US Economy Added 531,000 Jobs in October, but Biden Vaccine Mandate, Govt Spending Pose Real Threat
The American economy added 531,000 jobs in October, according to the U.S. Labor Department. CEI experts pointed to Covid declines but also warned that emerging government policies pose a real threat to future gains – President Biden’s newly unveiled vaccine mandate for workers and looming deficit spending.
Statement by Ryan Young, CEI senior fellow:
“October’s jobs report looked good because COVID’s delta variant eased. November’s report will also likely depend on COVID’s severity. While there is little that can be done to stop a new variant from evolving, the approval of vaccination for children is good news, as is the pending approval of a COVID pill, assuming the FDA doesn’t drown it in bureaucracy.
“What would undermine upcoming jobs reports is more deficit spending, which is money that must be taken away from somewhere else before it can be spent. Congress should stand down on its nearly $3 trillion of mostly COVID-unrelated deficit spending in its infrastructure and reconciliation bills. It should instead focus on unclogging supply networks and lifting barriers against job creation. This would involve getting rid of trade barriers, occupational licenses, and other never-needed regulations.”
Statement by Sean Higgins, CEI research fellow:
“Friday’s Labor Department report that the U.S. economy gained 531,000 jobs in October, beating earlier expectations, again shows the economy will recover on its own given the chance. But the Biden administration’s new vaccine mandate could threaten these gains.
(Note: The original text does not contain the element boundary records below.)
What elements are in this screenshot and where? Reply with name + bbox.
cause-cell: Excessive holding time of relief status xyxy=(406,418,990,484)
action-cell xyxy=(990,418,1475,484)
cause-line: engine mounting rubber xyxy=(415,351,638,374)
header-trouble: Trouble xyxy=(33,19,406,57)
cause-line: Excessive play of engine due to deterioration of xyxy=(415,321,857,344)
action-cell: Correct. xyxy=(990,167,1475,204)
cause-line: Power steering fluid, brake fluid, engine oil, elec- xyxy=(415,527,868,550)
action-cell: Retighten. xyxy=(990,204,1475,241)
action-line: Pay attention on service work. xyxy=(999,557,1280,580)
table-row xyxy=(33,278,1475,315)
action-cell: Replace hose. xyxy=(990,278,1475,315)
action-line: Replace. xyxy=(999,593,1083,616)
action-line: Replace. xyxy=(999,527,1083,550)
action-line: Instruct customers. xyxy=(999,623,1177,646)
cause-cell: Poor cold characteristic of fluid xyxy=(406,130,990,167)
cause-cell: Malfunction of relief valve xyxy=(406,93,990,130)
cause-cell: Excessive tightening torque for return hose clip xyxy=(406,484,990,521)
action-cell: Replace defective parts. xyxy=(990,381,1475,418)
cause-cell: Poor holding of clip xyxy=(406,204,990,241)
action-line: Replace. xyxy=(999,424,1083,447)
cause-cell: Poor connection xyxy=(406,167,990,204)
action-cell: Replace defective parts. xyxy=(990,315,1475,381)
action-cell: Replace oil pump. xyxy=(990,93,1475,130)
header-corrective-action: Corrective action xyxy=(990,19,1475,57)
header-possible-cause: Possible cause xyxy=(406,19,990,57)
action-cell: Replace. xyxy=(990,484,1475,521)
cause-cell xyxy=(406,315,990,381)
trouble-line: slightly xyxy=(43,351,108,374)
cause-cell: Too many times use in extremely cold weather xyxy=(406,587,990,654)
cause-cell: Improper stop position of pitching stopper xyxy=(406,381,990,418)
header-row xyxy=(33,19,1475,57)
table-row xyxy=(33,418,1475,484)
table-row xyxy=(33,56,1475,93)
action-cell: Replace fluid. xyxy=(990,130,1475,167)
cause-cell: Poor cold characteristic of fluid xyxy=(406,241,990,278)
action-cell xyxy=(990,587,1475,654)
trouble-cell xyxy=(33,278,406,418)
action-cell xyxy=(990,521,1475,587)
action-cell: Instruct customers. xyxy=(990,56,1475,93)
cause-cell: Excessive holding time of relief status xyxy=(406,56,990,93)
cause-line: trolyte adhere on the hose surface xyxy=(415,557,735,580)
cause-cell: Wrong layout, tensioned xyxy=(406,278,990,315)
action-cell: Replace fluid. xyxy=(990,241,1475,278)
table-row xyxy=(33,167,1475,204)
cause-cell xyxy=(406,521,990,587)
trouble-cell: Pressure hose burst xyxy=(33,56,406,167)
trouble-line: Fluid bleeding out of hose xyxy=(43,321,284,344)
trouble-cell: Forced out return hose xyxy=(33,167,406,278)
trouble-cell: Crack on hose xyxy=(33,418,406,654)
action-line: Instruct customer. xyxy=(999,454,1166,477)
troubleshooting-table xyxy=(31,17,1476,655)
“The largest single factor in the jobs gain appears to be the continuing retreat of the Covid-19 outbreak, as new cases fell 57 percent since the beginning of March. The department reported that 3.8 million people were not able to work in the last month due to the pandemic, a decline of 1.2 million from September. The leisure and hospitality industry, one of the sectors most sensitive to the pandemic, added 164,000 jobs in the last month.
“Another factor in the October gains was, ironically, the supply chain crisis. The department reported that the transportation and warehousing sector hired 54,000 people in October. Overall, that sector now employs 149,000 more people than it did in February 2020, when the pandemic first forced the economy into lockdown. Retailers, suppliers, ports, and the transportation industry are responding to crisis by upping hiring, addressing the labor shortage that helped to create the crisis in the first place.
“The economy is still vulnerable, however. The number of people forced to part-time or workforce drop out remained entirely unchanged from the previous month. The current unemployment rate of 4.6 percent is still more than a point above its pre-pandemic low of 3.5 percent, and the economy has yet to regain 1.7 million jobs that were lost due to the virus outbreak. This is exactly the wrong time to force a new vaccine mandate on businesses requiring them to fire employees who refuse to get vaccinated or tested regularly. This policy will almost certainly cause the employment gains to slow and possibly even reverse. The Biden administration should reconsider and withdraw the mandate.”